The South Korean tech giant said, “We are meaningfully reducing production of products supplied to our customers.” During the Covid-19 pandemic, demand for memory chips increased as consumers purchased new electronic devices for home use. However, following a chip shortage that has lasted for several years, the industry is now struggling to find a balance between inventory and existing demand, with many semiconductor manufacturers.
“When the overall economy slows down, demand for these end products suddenly slows down as well.

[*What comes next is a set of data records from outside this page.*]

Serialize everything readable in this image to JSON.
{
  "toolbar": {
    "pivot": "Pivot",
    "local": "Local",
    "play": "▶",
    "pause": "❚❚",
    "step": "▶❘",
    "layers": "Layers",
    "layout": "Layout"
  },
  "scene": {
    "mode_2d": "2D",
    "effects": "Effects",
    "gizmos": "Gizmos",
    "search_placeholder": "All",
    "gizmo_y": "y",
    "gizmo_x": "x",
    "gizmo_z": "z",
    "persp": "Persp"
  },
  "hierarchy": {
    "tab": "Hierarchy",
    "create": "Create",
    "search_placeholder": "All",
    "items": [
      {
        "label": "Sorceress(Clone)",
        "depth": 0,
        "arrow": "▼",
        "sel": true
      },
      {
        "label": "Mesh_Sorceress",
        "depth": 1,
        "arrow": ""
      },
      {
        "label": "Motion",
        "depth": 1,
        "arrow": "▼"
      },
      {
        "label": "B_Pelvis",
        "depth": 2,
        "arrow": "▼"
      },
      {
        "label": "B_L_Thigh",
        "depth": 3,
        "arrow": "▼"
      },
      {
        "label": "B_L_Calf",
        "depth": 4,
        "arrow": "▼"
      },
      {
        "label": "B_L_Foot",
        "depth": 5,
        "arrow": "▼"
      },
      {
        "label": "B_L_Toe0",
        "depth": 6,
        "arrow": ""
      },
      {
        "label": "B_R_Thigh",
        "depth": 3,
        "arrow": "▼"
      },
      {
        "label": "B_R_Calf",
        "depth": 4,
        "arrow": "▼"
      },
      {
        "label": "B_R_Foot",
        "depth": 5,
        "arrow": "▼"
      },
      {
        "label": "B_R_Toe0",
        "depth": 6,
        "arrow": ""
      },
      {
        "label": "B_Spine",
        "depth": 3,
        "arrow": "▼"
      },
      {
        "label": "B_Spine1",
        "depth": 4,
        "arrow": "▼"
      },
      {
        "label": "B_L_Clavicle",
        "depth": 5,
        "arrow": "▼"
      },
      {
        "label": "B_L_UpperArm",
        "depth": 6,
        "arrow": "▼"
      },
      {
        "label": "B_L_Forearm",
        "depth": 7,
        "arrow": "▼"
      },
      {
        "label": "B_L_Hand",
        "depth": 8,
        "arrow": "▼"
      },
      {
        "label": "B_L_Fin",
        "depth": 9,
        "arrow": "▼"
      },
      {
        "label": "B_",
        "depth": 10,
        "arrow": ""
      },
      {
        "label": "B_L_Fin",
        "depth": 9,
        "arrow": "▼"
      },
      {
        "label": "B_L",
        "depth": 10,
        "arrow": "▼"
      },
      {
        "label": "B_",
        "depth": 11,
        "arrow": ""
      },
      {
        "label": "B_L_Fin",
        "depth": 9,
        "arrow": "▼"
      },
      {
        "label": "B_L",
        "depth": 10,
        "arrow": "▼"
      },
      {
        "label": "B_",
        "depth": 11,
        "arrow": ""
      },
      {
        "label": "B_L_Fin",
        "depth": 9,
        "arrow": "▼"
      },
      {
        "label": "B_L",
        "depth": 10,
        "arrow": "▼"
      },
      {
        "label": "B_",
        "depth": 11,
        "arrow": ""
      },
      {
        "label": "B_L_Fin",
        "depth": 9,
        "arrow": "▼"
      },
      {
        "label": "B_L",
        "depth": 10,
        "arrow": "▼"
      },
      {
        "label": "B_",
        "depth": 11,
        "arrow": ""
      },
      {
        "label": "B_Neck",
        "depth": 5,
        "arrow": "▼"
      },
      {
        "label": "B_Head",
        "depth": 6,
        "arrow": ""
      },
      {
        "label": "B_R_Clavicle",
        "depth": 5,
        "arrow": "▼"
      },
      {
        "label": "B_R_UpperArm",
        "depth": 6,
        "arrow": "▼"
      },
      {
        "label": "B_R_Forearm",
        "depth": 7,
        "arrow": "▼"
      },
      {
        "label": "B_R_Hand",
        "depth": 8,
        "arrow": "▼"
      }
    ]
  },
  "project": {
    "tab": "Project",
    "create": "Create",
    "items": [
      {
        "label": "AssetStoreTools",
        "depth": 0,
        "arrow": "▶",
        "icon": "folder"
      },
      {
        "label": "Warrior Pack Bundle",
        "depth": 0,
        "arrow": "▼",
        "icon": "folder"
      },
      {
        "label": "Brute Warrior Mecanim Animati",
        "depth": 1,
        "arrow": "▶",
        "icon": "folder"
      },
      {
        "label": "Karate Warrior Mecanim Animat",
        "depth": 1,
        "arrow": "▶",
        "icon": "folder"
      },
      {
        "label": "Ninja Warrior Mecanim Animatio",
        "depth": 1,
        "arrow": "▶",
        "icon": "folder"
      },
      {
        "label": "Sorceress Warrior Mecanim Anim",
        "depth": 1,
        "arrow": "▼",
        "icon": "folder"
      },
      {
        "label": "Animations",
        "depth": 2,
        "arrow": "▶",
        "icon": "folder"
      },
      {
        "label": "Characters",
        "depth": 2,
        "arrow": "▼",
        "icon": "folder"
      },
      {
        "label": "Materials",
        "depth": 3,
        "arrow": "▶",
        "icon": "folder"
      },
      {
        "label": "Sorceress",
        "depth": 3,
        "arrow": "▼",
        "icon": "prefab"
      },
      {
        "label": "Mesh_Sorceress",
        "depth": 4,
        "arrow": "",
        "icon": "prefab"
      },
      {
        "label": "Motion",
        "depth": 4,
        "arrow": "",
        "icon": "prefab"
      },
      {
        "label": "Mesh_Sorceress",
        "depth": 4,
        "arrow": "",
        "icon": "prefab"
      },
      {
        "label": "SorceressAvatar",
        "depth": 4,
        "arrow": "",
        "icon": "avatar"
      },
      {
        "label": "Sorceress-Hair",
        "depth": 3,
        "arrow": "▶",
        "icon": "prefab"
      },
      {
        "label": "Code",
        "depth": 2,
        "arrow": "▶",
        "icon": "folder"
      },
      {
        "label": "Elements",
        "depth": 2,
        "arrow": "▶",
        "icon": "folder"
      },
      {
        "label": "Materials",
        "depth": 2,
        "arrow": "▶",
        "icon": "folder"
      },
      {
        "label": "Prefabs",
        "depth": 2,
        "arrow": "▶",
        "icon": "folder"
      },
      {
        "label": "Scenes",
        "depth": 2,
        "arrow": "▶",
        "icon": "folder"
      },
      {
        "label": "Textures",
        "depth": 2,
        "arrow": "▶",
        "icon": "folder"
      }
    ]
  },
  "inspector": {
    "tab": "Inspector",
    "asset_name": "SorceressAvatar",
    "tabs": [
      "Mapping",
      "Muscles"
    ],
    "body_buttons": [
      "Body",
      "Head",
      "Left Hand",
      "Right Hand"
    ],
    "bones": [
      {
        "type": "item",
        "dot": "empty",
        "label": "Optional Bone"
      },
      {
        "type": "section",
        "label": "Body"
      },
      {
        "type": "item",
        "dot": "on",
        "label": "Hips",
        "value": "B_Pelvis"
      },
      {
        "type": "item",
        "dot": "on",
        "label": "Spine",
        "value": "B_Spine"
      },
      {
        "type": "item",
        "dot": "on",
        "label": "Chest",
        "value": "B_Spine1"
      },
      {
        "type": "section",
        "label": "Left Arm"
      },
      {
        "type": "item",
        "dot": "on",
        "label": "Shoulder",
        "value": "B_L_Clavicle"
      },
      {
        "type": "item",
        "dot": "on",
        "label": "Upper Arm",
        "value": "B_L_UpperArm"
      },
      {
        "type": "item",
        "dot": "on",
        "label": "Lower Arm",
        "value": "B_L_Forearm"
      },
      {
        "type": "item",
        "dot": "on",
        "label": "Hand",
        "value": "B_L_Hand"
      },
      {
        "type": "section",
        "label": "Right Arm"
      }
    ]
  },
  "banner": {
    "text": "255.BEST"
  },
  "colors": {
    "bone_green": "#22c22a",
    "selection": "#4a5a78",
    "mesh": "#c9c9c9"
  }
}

As a result, the end-product manufacturers stopped placing orders for chips and sold off the inventory they had on hand,” says management consultant Peter Hanbury from Bain & Company.
As the largest producer of televisions, tablets, and smartphones, Samsung had resisted reducing memory chip production compared to its competitors. Analysts say the company’s production cut announcement is rare. Last month, it announced plans to invest 300 trillion won in developing a mega semiconductor center in South Korea.
“Samsung faces a double whammy of DRAM and NAND [memory chips] losing money and needing to update the process technology their [factories] use due to falling behind over the last couple of years,” said Dylan Patel, chief analyst at SemiAnalysis.
Investors are hopeful that Samsung’s announcement is a sign of a market recovery in the semiconductor industry.
“We expect this inventory ‘digestion’ phase to complete its course over the next 3-6 months. At that point, the end markets will have worked through their inventory and returned to a more normal purchasing pattern,” said Peter Hanbury.
The company is scheduled to release detailed earnings later this month.